Specifically, we have five recommendations.
The first recommendation is that the commissioner's duty to educate public office holders should be more comprehensive. Several times it's become clear that various departments are unclear about their obligations under the Lobbying Act or about important details or definitions within the act. We recommend that OCL should have the explicit mandate to step in and request clarifications and to recommend corrective action where it's clear that a government department is offside with the spirit of the act, the same way that other officers of Parliament do.
Our second recommendation pertains to what's called the “officer responsible for filing returns”. Today the president or CEO of an organization is responsible for filing the initial registration and then all reports of meetings with public office holders. The CEO's name is the only one that appears on the monthly report, even if the CEO wasn't actually in the meeting. We're recommending that in the interest of increased transparency, the names of all lobbyists who actually participate in a meeting be listed on the monthly report—noting that there may be cases where a limited set of exemptions might be in the public interest.
Third, we're recommending that the restrictions on lobbying set out in subsection 10.11(1) of the act—this is what's called the “20% rule”—be revised, but only as they apply to former designated public office holders. There have been instances where the 20% rule has been treated as a loophole rather than a guideline. Our submission, respectfully, is that the rules should apply equally to everyone.
I want to stress that this would not impact citizens or small groups or small businesses who have cause to contact the government or their MP once or twice a year. We would limit the closing of that 20% rule specifically to former designated public office holders.
Our fourth recommendation pertains to the definitions of “oral” and “arranged” communications that are set out in the lobbyist regulations. We think those need to be clarified.
Oral communications is pretty clear: anything that's not written. There's never, however, been a formal definition of the difference between an “arranged” and an “unarranged” communication. We sought clarity on what OCL considers a reportable communication, and we were actually advised that lobbyists should be reporting “unplanned but arranged communications”.
That means that the best advice we have received from the Office of the Commissioner of Lobbying of Canada is that we should report all unplanned but arranged communications. Quite obviously, more clarification is needed around that.

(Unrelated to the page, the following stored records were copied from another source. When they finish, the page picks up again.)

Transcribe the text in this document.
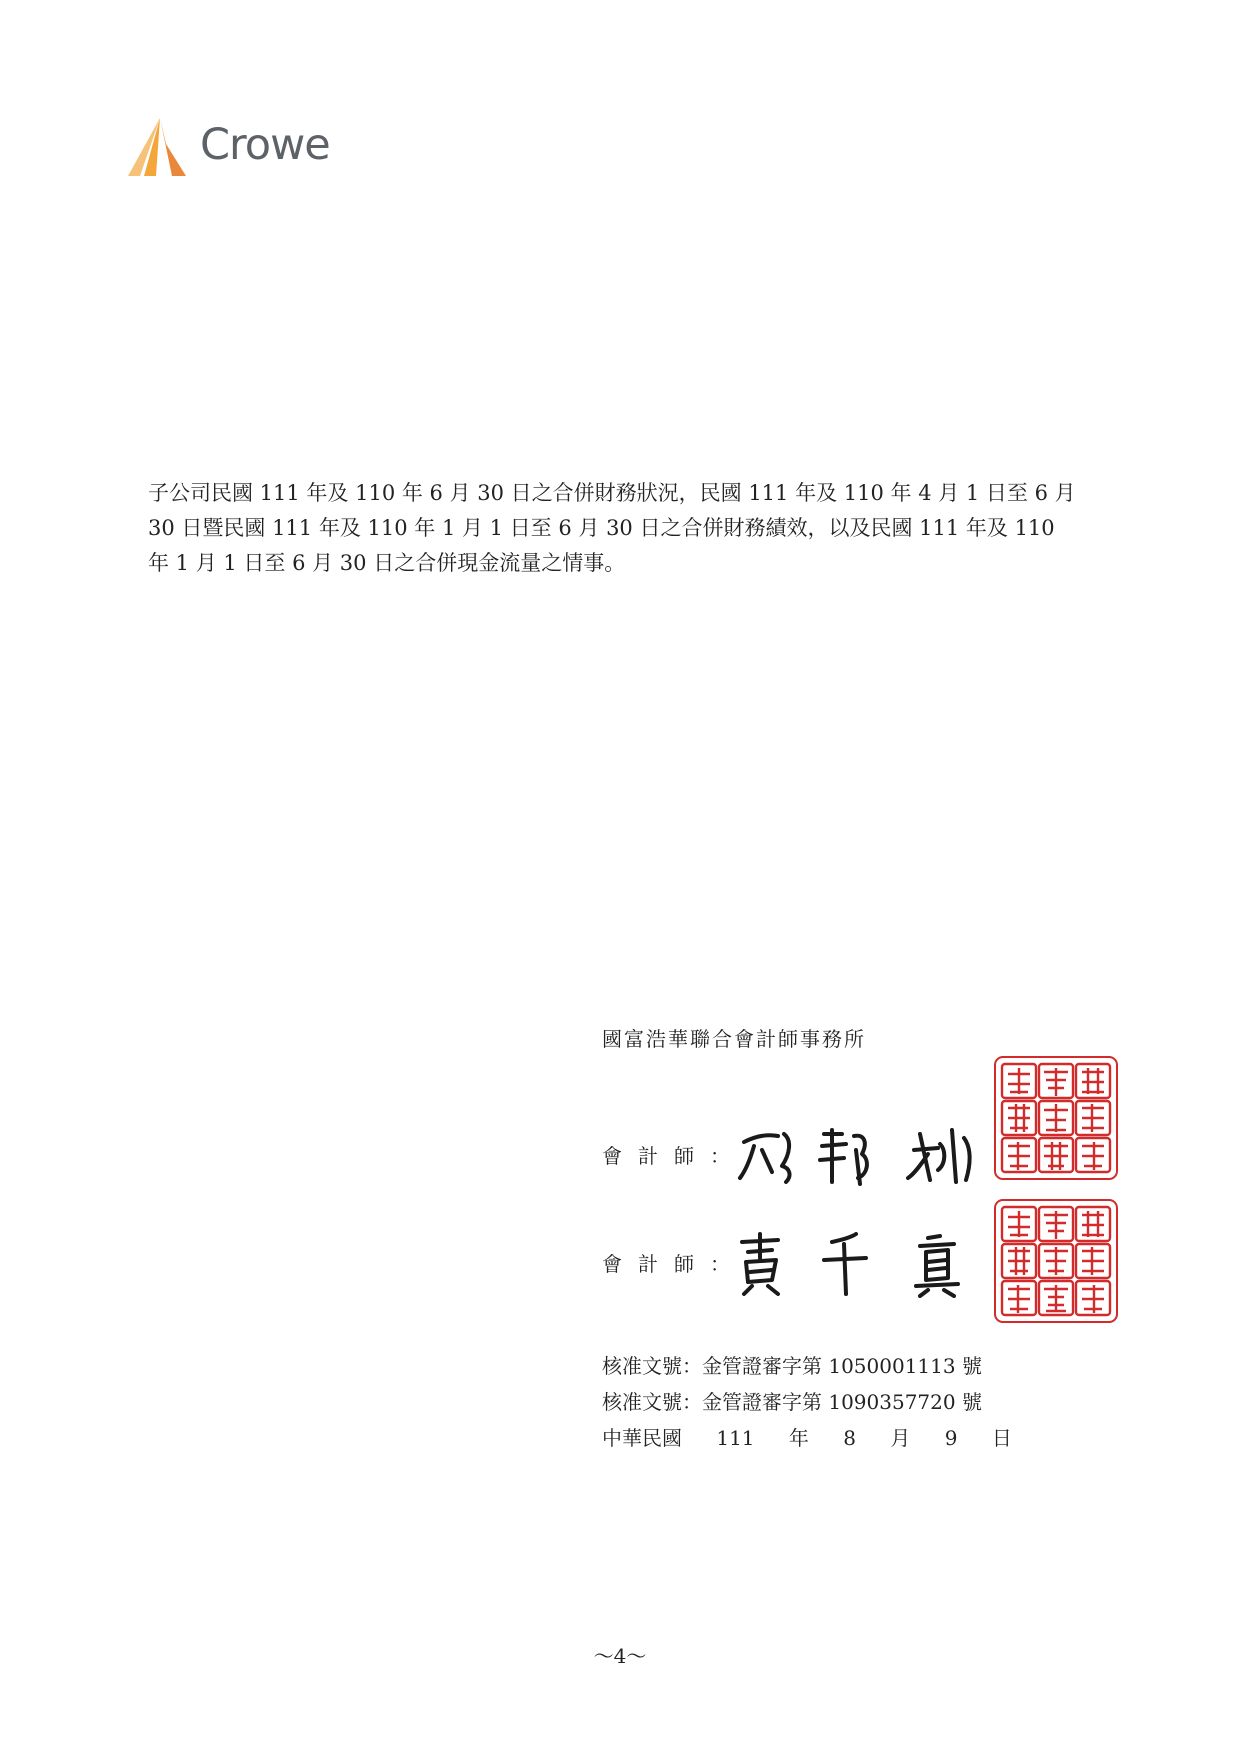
Crowe

子公司民國 111 年及 110 年 6 月 30 日之合併財務狀況，民國 111 年及 110 年 4 月 1 日至 6 月

30 日暨民國 111 年及 110 年 1 月 1 日至 6 月 30 日之合併財務績效，以及民國 111 年及 110

年 1 月 1 日至 6 月 30 日之合併現金流量之情事。

國富浩華聯合會計師事務所
會計師：
會計師：
核准文號：金管證審字第 1050001113 號
核准文號：金管證審字第 1090357720 號
中華民國 111 年 8 月 9 日
～4～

However, we do not support OCL's recommendation that the solution to this is to simply erase the word “arranged” and require all oral communications to be reported. The result would be that lobbyists and designated public office holders, including members of Parliament, would have to record and report every conversation they have with each other, whether in your office or in an airport or on the street. As designated public office holders, you already have the requirement to make a record of all reportable communications and to make those records available to the commissioner, on request, to verify the reports that lobbyists file.
So if you get rid of that word, “arranged”, you would either have to make a record of all conversations you have with anyone about the government—on the offhand chance that person was a lobbyist and reported the meeting and you were then asked to verify it—or, alternatively, you would have to ask everyone you talked to about the government whether they were a registered lobbyist. That would apply in your ridings, apply while travelling, and apply while campaigning so that you know whether you need to keep a record of that conversation. Simply put, that recommendation would micro-regulate the normal interaction between MPs and the people they represent, and should not be supported by this committee.
The underlying problem here is one of definition. What does the act mean by “arranged communications”? Rather than just erasing the troublesome words, as OCL recommends, we submit that this is something that could be solved through a straightforward consultation process run by the Governor in Council to establish a clear definition.
Our fifth recommendation is associated with rule 8 of the lobbyists' code of conduct. We believe this should be removed as written, and harmonized with the existing language found in the Conflict of Interest Act and the public service post-employment rules. There have been cases where a lobbyist has been found guilty of putting a minister in a conflict of interest after the minister has been cleared by the Ethics Commissioner of ever having been in a conflict of interest in the first place. We're saying the test for determining whether a lobbyist has put a public officer holder in a conflict of interest should be the same as the test for whether that public officer holder was in a conflict of interest in the first place. It would simply be a matter of aligning the language in the acts.
In our written submission, we explain each of these recommendations in detail. We also flag some other areas that we recommend you take a look at.